Görüşme sonrasında basına açıklama yapan Tatar, Kıbrıs konusunda Kıbrıs Türk tarafının egemen eşitlik ve eşit uluslararası statü pozisyonunu anlattı. Tatar, Kıbrıs Türk halkının haksız izolasyon ve ambargolarla karşı karşıya olduğunu belirtti ve bu durumun son bulması gerektiğini vurguladı.
Tatar, Kıbrıs'ta iki devlet ve iki halk olduğunu belirtti. 60 yıldır süren müzakerelerden bir sonuç elde edilemediğini ifade etti. Tatar, federasyon çözümünün tükenmiş olduğunu ve Kıbrıs Türk halkının artık bu haksızlığa sabrının tükendiğini belirtti.
Tatar, Kıbrıs Türk halkının çözümden yana olduğunu, ancak verilen sözlere rağmen ambargoların devam etmesinin kabul edilemez olduğunu vurguladı. Tatar, BM ve AB'nin Kıbrıs politikasını yeniden gözden geçirmesi gerektiğini belirtti.
Küresel Gazeteciler Konseyi (KGK) Genel Başkanı Mehmet Ali Dim, Tatar'ın uluslararası arenadaki diplomatik çabalarının çok değerli olduğunu belirtti ve her Türk bireyinin bu çabalara destek vermesi gerektiğini ifade etti.

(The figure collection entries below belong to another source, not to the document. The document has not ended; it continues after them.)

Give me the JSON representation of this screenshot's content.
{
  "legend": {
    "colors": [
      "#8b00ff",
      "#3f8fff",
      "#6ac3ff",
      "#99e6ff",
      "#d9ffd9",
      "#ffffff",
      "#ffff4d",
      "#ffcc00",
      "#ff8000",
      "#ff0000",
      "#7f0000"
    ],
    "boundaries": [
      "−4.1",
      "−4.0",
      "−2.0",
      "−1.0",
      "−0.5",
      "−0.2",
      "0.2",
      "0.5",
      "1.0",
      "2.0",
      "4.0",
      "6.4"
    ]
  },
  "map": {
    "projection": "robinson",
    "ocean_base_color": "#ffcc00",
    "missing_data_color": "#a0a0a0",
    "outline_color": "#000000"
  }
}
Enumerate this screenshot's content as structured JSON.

Tatar, Kıbrıs sorununun; Rumların Kıbrıs’ın hükümeti gibi kabul edilip, Kıbrıs Türk Halkının görmezden gelinmesi ve ambargolar altında tutulması olduğunu söyledi. Tatar, tüm bunları Genel Sekretere anlattığını, Türkiye’nin desteğiyle iki devletli çözüm vizyonunu sürdürdüklerini söyledi.

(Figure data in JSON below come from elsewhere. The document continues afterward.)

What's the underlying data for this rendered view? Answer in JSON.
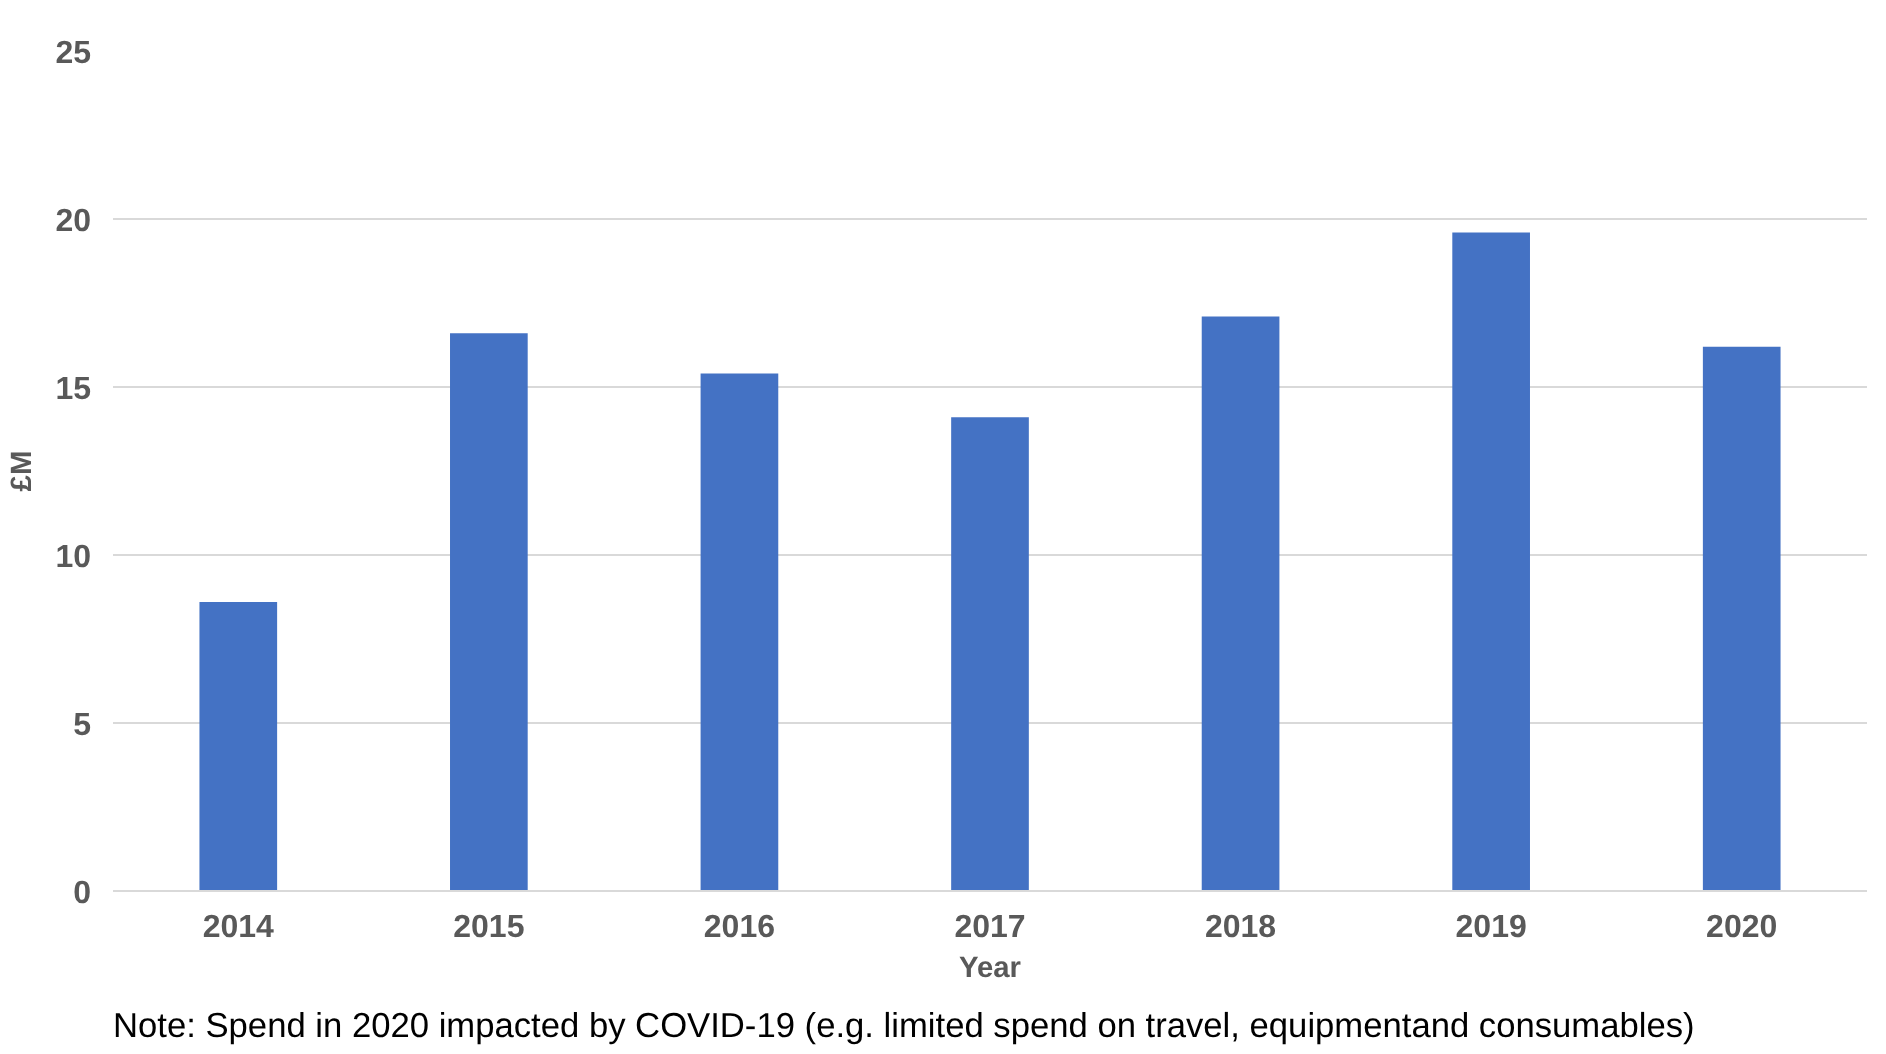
{
  "chart_data": {
    "type": "bar",
    "xlabel": "Year",
    "ylabel": "£M",
    "categories": [
      "2014",
      "2015",
      "2016",
      "2017",
      "2018",
      "2019",
      "2020"
    ],
    "values": [
      8.6,
      16.6,
      15.4,
      14.1,
      17.1,
      19.6,
      16.2
    ],
    "color": "#4472c4",
    "ylim": [
      0,
      25
    ],
    "yticks": [
      0,
      5,
      10,
      15,
      20,
      25
    ],
    "grid": "y",
    "annotations": [
      "Note: Spend in 2020 impacted by COVID-19 (e.g. limited spend on travel, equipmentand consumables)"
    ]
  }
}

Tatar, Kıbrıs Türk Halkının çözümden yana olduğunu, bu yönde iradesini sürdürdüğünü Annan planına “Evet” dediğini, ancak verilen sözlere rağmen ambargoların devam etmesinin kabul edilemez olduğunu vurgulayan Tatar, 60 yıldır BM tarafından bunların devam ettirilmesinin adanın gerçekleriyle örtüşmediğini söyledi.
Tatar, Kıbrıs sorununun devam etmesinin de bundan dolayı olduğunu ifade ederek, “BM ve AB’nin Kıbrıs’taki politikasını yeniden gözden geçirmesi gerekiyor. Yaptığım görüşmelerde bu konuları anlattım. Bir taraf devlet bir taraf toplum muamelesi gördükçe soruna çözüm bulunamayacağını söyledim. BM Genel Sekreteri Guterres’in de Kıbrıslı Türklere yapılan haksızlığın farkında olduğunu gördüm” diye konuştu.
Bu görüşme, Kıbrıs sorununun çözümüne yönelik önemli bir adım olarak kabul ediliyor ve KKTC Cumhurbaşkanı Ersin Tatar'ın çabaları, Kıbrıs Türk halkının haklarını savunma konusunda önemli bir rol oynuyor.